3 Deserto: Così la conoscenza miracolosa era terminata con la morte dell’ultimo apostolo Giovanni. 

Però doveva ancora svilupparsi l’uomo dell’illegalità o l’anticristo. Ma se il canone era completo, allora non ci doveva essere una deviazione dalla verità. Ma ci fu grazie a colui che aveva seminato le zizzanie, il Diavolo (leggi Matteo 13:24-30; 36-40).
Parlando poi sul giorno del Signore l’apostolo Paolo diede un’ulteriore spiegazione riguardante il periodo dove lo spirito santo avrebbe smesso di agire dentro i cristiani in maniera miracolosa. Leggiamo 2 Tessalonicesi 2: 3-12: “Non fatevi sviare da nessuno, in nessun modo, perché esso non verrà se prima non viene l’apostasia e non è rivelato l’uomo dell’illegalità, il figlio della distruzione. 4 Questi si pone come nemico e si esalta al di sopra di chiunque sia definito dio o sia oggetto di adorazione; si insedia così nel tempio di Dio, mostrando pubblicamente di essere un dio. 5 Non ricordate che vi dicevo queste cose quando ero ancora con voi? 6 E ora sapete che cosa fa da freno, così che lui sarà rivelato soltanto al tempo stabilito. 7 Infatti il mistero di questa illegalità è già all’opera, ma rimarrà tale solo finché non verrà tolto di mezzo chi adesso fa da freno. 8 Allora colui che pratica l’illegalità sarà rivelato, e il Signore Gesù lo distruggerà con lo spirito della sua bocca e lo ridurrà a nulla mediante la manifestazione della sua presenza. 9 La presenza di colui che pratica l’illegalità è dovuta all’azione di Satana, accompagnata da ogni opera potente, da segni e prodigi menzogneri 10 e da ogni ingiusto inganno ai danni di quelli che vanno verso la distruzione per non aver accettato e amato la verità così da essere salvati.11 Per questo motivo Dio permette che siano sviati da un’influenza ingannatrice che li induca a credere alla menzogna,12 affinché siano tutti giudicati perché non hanno creduto alla verità ma hanno provato piacere nell’ingiustizia.” 

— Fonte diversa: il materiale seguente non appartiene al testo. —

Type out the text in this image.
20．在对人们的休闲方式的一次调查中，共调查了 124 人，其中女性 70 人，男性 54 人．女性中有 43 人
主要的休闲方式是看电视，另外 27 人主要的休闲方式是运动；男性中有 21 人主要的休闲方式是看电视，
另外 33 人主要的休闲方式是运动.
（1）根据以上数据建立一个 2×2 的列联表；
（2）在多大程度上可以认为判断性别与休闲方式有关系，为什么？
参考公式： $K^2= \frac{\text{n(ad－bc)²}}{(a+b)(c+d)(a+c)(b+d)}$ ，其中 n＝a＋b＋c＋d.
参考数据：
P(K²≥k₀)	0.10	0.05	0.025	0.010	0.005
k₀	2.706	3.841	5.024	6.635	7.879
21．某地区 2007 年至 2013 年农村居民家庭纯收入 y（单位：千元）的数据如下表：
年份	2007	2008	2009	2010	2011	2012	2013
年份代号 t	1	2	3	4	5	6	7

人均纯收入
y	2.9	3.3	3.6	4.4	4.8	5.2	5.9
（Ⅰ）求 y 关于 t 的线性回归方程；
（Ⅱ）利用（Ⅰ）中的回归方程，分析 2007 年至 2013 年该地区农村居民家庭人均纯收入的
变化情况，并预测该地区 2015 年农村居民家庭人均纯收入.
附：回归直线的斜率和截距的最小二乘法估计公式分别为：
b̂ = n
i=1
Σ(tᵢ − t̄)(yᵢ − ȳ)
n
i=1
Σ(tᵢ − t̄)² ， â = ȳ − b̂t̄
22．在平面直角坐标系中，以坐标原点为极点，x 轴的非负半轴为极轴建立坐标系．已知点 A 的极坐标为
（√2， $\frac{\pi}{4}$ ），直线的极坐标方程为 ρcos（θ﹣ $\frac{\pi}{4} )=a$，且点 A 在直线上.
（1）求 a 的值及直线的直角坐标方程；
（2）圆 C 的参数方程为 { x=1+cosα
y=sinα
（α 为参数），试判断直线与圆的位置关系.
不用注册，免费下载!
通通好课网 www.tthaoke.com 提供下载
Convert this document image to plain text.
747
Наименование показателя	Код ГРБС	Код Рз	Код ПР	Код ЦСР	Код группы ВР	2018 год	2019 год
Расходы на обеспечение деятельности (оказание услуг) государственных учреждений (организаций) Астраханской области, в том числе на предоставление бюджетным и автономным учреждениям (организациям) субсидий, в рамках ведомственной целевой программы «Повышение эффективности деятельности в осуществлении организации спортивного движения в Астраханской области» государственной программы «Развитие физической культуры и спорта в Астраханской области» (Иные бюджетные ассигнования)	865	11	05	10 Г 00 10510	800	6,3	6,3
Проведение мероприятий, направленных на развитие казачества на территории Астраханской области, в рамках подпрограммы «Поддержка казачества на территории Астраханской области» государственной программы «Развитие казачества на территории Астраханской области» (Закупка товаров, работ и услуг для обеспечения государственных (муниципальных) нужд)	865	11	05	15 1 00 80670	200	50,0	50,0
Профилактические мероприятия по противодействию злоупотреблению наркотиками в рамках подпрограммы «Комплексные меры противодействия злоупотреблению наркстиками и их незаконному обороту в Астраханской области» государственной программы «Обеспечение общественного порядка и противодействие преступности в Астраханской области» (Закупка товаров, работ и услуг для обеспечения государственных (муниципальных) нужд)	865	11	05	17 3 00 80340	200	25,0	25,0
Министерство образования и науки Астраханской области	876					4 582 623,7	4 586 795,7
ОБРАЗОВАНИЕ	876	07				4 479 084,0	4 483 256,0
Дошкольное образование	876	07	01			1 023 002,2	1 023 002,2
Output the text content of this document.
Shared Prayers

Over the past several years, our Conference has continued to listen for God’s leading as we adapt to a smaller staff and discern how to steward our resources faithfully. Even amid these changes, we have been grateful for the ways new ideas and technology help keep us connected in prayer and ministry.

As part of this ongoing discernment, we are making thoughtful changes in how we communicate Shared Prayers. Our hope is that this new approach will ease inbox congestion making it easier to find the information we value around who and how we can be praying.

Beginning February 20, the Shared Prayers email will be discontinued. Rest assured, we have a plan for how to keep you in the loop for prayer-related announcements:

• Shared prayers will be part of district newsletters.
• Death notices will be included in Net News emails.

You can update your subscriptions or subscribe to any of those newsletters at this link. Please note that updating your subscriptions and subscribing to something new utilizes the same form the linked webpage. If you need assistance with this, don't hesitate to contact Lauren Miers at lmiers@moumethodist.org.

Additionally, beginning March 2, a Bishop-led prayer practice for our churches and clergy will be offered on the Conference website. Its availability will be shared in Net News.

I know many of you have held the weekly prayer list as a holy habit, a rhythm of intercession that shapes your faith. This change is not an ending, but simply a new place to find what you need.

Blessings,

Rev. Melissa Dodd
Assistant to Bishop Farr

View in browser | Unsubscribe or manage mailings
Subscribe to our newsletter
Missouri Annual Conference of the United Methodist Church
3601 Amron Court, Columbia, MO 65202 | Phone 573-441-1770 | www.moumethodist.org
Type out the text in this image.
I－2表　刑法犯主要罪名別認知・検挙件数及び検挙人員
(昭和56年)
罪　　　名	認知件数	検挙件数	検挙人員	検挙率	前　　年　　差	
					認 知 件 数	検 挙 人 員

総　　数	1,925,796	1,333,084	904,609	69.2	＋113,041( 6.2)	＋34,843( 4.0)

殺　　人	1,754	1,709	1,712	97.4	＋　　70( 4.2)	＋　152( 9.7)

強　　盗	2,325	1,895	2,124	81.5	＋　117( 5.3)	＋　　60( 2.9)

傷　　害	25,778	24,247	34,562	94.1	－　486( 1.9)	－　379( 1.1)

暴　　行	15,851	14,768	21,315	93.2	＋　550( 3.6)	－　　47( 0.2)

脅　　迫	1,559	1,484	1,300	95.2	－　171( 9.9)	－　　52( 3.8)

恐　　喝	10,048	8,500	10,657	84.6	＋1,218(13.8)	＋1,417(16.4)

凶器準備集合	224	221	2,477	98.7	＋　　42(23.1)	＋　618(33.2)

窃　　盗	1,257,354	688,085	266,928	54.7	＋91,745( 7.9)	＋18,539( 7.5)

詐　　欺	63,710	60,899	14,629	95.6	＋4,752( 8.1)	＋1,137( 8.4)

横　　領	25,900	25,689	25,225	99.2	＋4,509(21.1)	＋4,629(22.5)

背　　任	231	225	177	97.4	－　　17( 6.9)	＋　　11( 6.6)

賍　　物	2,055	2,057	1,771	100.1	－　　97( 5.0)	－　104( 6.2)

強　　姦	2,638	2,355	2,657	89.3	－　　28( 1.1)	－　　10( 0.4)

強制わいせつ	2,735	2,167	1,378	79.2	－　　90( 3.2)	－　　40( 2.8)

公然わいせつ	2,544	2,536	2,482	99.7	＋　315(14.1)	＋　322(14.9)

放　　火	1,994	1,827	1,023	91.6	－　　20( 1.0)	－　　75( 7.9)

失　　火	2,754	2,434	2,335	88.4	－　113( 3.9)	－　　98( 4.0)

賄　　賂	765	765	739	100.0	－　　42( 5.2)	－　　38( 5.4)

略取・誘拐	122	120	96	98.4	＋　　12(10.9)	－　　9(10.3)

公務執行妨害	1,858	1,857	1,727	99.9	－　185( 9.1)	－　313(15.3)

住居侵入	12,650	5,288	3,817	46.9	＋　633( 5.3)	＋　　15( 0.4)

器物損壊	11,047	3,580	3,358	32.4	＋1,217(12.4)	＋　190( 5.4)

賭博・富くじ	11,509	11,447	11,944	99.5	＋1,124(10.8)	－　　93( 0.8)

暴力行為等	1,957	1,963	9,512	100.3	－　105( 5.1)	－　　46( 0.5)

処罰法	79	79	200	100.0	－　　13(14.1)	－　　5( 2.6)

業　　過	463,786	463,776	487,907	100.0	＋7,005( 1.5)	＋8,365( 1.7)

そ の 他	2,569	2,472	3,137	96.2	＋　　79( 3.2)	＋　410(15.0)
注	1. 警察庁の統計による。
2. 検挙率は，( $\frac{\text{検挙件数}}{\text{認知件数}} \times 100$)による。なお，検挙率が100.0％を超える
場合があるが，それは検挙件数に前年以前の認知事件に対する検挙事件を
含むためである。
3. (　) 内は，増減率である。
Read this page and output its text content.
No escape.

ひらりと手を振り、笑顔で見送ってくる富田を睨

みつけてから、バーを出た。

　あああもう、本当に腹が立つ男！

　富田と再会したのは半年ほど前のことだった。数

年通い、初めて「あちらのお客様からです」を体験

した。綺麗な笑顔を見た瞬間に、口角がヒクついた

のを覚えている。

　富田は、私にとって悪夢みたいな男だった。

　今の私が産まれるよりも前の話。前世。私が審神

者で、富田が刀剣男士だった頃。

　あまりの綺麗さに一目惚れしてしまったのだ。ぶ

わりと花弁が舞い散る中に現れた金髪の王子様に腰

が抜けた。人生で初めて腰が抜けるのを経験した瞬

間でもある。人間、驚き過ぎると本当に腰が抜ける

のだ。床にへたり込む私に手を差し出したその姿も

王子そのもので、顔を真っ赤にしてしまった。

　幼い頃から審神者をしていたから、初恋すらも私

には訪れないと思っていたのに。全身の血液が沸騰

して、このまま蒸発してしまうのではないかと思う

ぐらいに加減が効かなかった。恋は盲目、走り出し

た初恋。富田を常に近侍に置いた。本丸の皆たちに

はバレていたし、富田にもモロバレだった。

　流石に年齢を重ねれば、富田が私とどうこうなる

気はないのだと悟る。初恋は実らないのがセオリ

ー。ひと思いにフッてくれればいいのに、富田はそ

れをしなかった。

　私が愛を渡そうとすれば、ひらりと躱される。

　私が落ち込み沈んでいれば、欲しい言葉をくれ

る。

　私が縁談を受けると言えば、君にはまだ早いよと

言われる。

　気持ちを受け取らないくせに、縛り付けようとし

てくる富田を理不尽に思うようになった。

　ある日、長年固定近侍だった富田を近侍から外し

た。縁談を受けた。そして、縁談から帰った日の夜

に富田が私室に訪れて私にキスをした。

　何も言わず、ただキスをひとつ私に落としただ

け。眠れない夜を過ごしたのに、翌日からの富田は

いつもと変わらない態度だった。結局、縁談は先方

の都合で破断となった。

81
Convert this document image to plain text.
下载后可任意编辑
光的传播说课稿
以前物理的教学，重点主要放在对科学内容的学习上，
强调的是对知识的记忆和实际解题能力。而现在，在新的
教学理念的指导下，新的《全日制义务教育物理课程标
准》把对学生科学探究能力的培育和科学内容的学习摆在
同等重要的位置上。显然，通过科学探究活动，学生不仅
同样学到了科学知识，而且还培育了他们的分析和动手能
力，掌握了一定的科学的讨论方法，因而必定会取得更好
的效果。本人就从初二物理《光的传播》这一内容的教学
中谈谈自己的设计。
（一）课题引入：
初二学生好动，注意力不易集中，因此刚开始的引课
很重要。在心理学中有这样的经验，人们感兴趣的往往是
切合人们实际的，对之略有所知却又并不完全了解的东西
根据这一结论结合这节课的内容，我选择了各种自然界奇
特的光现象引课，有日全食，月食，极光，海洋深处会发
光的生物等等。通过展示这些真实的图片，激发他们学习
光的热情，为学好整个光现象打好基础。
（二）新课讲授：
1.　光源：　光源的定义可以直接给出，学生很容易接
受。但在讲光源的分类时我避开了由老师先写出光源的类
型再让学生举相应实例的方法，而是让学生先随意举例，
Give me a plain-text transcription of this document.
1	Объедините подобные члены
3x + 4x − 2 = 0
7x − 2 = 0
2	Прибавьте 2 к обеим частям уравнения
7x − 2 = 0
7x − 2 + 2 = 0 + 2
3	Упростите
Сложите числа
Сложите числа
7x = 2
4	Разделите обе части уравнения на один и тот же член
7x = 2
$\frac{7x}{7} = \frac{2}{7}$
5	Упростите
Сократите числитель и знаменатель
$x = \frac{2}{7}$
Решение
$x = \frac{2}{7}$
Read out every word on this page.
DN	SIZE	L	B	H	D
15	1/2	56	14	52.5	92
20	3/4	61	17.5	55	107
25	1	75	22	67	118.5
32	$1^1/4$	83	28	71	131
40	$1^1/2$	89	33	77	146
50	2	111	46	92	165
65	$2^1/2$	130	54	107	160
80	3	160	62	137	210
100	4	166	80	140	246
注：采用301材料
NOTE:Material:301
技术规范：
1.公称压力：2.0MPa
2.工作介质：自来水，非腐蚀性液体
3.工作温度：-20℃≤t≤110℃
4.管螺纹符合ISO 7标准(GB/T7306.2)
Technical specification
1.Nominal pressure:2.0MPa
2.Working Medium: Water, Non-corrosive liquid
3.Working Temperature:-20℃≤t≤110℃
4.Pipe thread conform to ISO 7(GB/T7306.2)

Avete notato che Paolo parla per ben due volte di un freno? Cos’è questo freno? Come abbiamo visto sopra, era lo spirito santo che agiva in maniera miracolosa dentro coloro che l’avevano ricevuto, per avere conoscenza ed altro. Questo era il freno che sarebbe stato tolto. Infatti dopo la chiusura della porta dell’unzione, i cristiani non ebbero più quella conoscenza. Loro deviarono dalla verità per la causa ‘dovuta all’azione di Satana’: ecco il seminatore delle zizzanie. Che questo spirito o freno sarebbe stato eliminato c’è lo fa capire anche l’apostolo Giovanni in 1 Giovanni 2:18: “Figli miei, è l’ultima ora e, proprio come avete udito che deve venire l’anticristo, sono già comparsi molti anticristi. È da questo che capiamo che è l’ultima ora.” Cosa intendeva l’apostolo con l’espressione ‘l’ultima ora’? Era l’ultima ora in quanto lo spirito santo avrebbe smesso di fungere da freno, cosi che quei anticristi si sarebbero potuti espandere come una cancrena.


4 Deserto: 
Ed è proprio quello che è accaduto fino ai nostri giorni. Quella unzione sarebbe finita, quindi non ci sarebbero più stati degli unti a frenare con lo spirito santo che era dentro di loro. Vediamo pure il versetto 20 dello stesso capitolo: “Voi, comunque, avete un’unzione da colui che è santo, e avete tutti conoscenza.” L’unzione l’avevano da ‘colui che è santo’ e tramite questa unzione avevano tutti conoscenza. Ma questa conoscenza sarebbe terminata senza quella unzione proveniente da Geova. 

Vediamo ora sempre in 1 Giovanni 2: 26, 27: “Vi scrivo queste cose in merito a quelli che cercano di sviarvi. 27 Per quanto riguarda voi, l’unzione che avete ricevuto da lui rimane in voi, perciò non avete bisogno che qualcuno vi insegni: è l’unzione che viene da lui a insegnarvi ogni cosa, ed è vera e non mente. Proprio come essa vi ha insegnato, rimanete uniti a lui.” Cosa vediamo da questa dichiarazione? È evidente che l’unzione che avevano ricevuto, permetteva loro di capire ogni cosa sulla verità. Non avevano bisogno che qualcun altro desse loro delle spiegazioni esegetiche sulla verità. Questi avevano la facoltà di capire tutto attorno al Cristo e al futuro con molta facilità tramite lo spirito d’unzione che era attivo in loro; appunto in maniera miracolosa. 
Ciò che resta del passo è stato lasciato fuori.